How this plays out in the midterms will depend on what happens to the remaining Americans and the extent to which the new government lives up to its commitments, West said.

Clay Ramsay, a researcher at the Center for International and Security Studies at the University of Maryland, said there will be new crises and new causes for pain and anxiety between now and November next year, when the midterms are slated to occur.

"A year and two months from now, Afghanistan will be somewhere in the middle of the pile," Ramsay told Xinhua.

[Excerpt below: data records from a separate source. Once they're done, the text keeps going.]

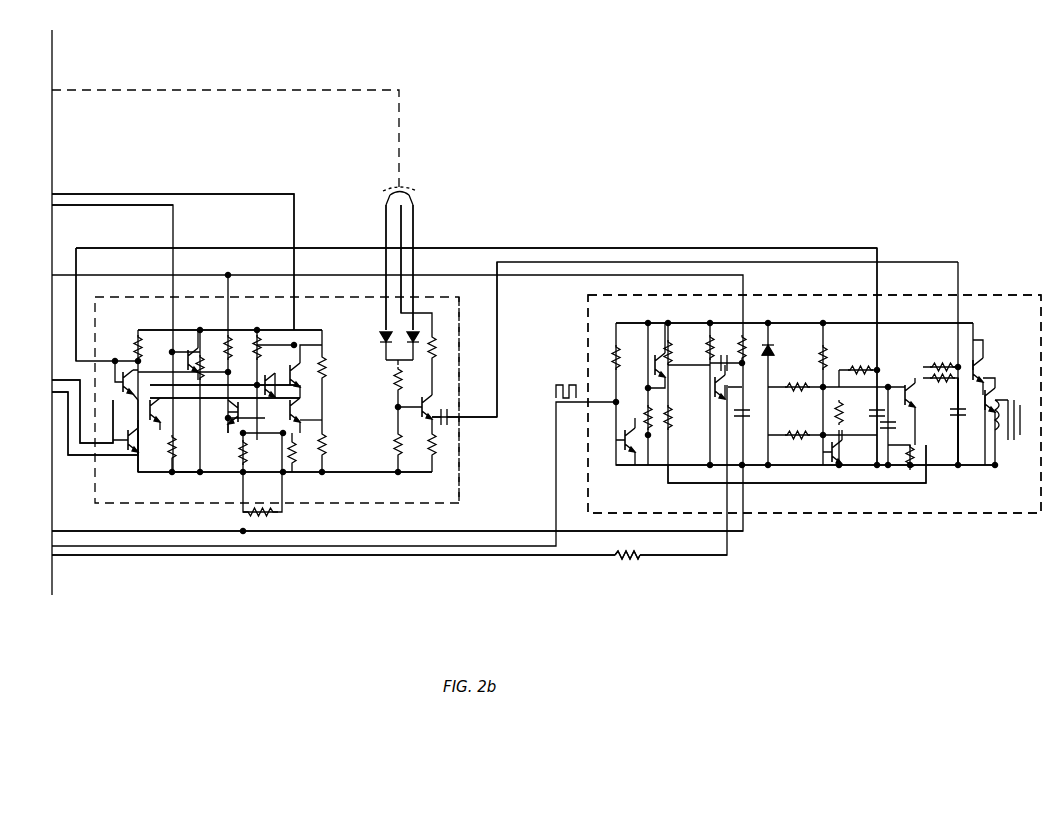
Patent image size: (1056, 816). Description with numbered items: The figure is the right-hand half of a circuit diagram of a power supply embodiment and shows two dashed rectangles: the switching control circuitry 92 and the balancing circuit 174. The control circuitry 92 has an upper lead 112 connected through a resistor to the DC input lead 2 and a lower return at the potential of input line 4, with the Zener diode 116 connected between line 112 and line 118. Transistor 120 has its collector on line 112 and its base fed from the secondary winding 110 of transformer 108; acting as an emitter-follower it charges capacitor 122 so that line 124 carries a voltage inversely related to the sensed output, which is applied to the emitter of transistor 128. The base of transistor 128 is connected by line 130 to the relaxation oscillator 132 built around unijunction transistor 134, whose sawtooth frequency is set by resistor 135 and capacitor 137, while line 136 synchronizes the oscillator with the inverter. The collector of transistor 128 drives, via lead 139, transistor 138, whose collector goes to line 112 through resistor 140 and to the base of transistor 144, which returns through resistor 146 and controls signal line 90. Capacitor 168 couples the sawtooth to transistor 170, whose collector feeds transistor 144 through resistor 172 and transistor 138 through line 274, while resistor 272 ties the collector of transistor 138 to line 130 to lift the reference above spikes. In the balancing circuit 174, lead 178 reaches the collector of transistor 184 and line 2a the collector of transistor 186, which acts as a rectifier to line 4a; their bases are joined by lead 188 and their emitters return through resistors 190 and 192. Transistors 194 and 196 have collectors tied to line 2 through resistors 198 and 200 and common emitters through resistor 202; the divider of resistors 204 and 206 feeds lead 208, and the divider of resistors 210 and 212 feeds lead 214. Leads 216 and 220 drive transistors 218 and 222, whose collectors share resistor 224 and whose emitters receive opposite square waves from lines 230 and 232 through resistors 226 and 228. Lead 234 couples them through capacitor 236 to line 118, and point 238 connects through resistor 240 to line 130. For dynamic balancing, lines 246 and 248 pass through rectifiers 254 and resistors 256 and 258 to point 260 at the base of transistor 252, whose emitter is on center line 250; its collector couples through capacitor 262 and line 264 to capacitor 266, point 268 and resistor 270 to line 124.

The line 2a is at (297, 222).
The DC input lead 2 is at (250, 340).
The input line 4 is at (471, 531).
The line 4a is at (360, 472).
The signal line 90 is at (357, 557).
The control circuitry 92 is at (996, 297).
The transformer 108 is at (1016, 396).
The secondary winding 110 is at (998, 432).
The upper lead 112 is at (886, 328).
The Zener diode 116 is at (780, 361).
The line 118 is at (800, 470).
The transistor 120 is at (990, 375).
The capacitor 122 is at (965, 440).
The line 124 is at (918, 384).
The transistor 128 is at (904, 388).
The line 130 is at (858, 412).
The relaxation oscillator 132 is at (692, 372).
The unijunction transistor 134 is at (712, 389).
The resistor 135 is at (746, 340).
The line 136 is at (694, 556).
The capacitor 137 is at (750, 418).
The transistor 138 is at (836, 452).
The lead 139 is at (912, 452).
The resistor 140 is at (826, 362).
The transistor 144 is at (618, 440).
The resistor 146 is at (616, 355).
The capacitor 168 is at (727, 354).
The transistor 170 is at (655, 368).
The resistor 172 is at (646, 415).
The balancing circuit 174 is at (460, 333).
The lead 178 is at (160, 208).
The transistor 184 is at (190, 371).
The transistor 186 is at (305, 366).
The lead 188 is at (254, 385).
The resistor 190 is at (189, 452).
The resistor 192 is at (305, 452).
The transistor 194 is at (248, 417).
The transistor 196 is at (284, 409).
The resistor 198 is at (240, 352).
The resistor 200 is at (273, 345).
The resistor 202 is at (262, 452).
The resistor 204 is at (186, 362).
The resistor 206 is at (170, 468).
The lead 208 is at (225, 407).
The resistor 210 is at (326, 366).
The resistor 212 is at (326, 436).
The lead 214 is at (305, 425).
The lead 216 is at (241, 388).
The transistor 218 is at (117, 380).
The lead 220 is at (276, 385).
The transistor 222 is at (139, 414).
The resistor 224 is at (136, 345).
The resistor 226 is at (127, 446).
The resistor 228 is at (160, 445).
The line 230 is at (60, 380).
The line 232 is at (58, 392).
The lead 234 is at (76, 328).
The capacitor 236 is at (880, 426).
The point 238 is at (878, 400).
The resistor 240 is at (853, 363).
The line 246 is at (413, 238).
The line 248 is at (386, 236).
The center line 250 is at (401, 270).
The transistor 252 is at (434, 405).
The rectifiers 254 is at (413, 338).
The resistor 256 is at (395, 391).
The resistor 258 is at (415, 452).
The point 260 is at (398, 408).
The capacitor 262 is at (448, 425).
The line 264 is at (498, 340).
The capacitor 266 is at (952, 412).
The point 268 is at (975, 350).
The resistor 270 is at (940, 362).
The resistor 272 is at (785, 435).
The line 274 is at (858, 488).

"The political question is, do the Republicans want to identify themselves with this issue? They could be misinterpreted as wanting to be in Afghanistan still, or worse, wanting to return to Afghanistan. I see little public interest in those views," he added.

A Reuters/Ipsos opinion poll released Monday found that only 10 percent see the Afghanistan issue as America's biggest problem despite the wide coverage.

Meanwhile, however, less than 40 percent of Americans approve of how Biden handled the withdrawal. Overall, Biden has dropped significantly in approval polls in recent weeks, as the chaos in Afghanistan dominated global headlines.

In a nationally televised address on Tuesday, Biden defended his decision to put an official end to America's longest military conflict. "The real choice was between leaving or escalating," he said.

"Ninety percent of Americans who wanted to leave were able to leave," Biden said, maintaining that his administration would continue to help Americans leave, but sopping short of offering details on how, precisely, Americans left behind would be evacuated.

"President Joe Biden may have ended the 'forever war' but the dangerous loose ends he left behind in Afghanistan could still thwart his attempt to throw everything at his top priority domestic goals," a CNN analysis said Wednesday.

"Republicans will now try to keep the controversy over the withdrawal alive, sketching a narrative of political haplessness in which to fold in other critiques of Biden, including his handling of the pandemic, the influx of migrants on the southern border and rising inflation," it said.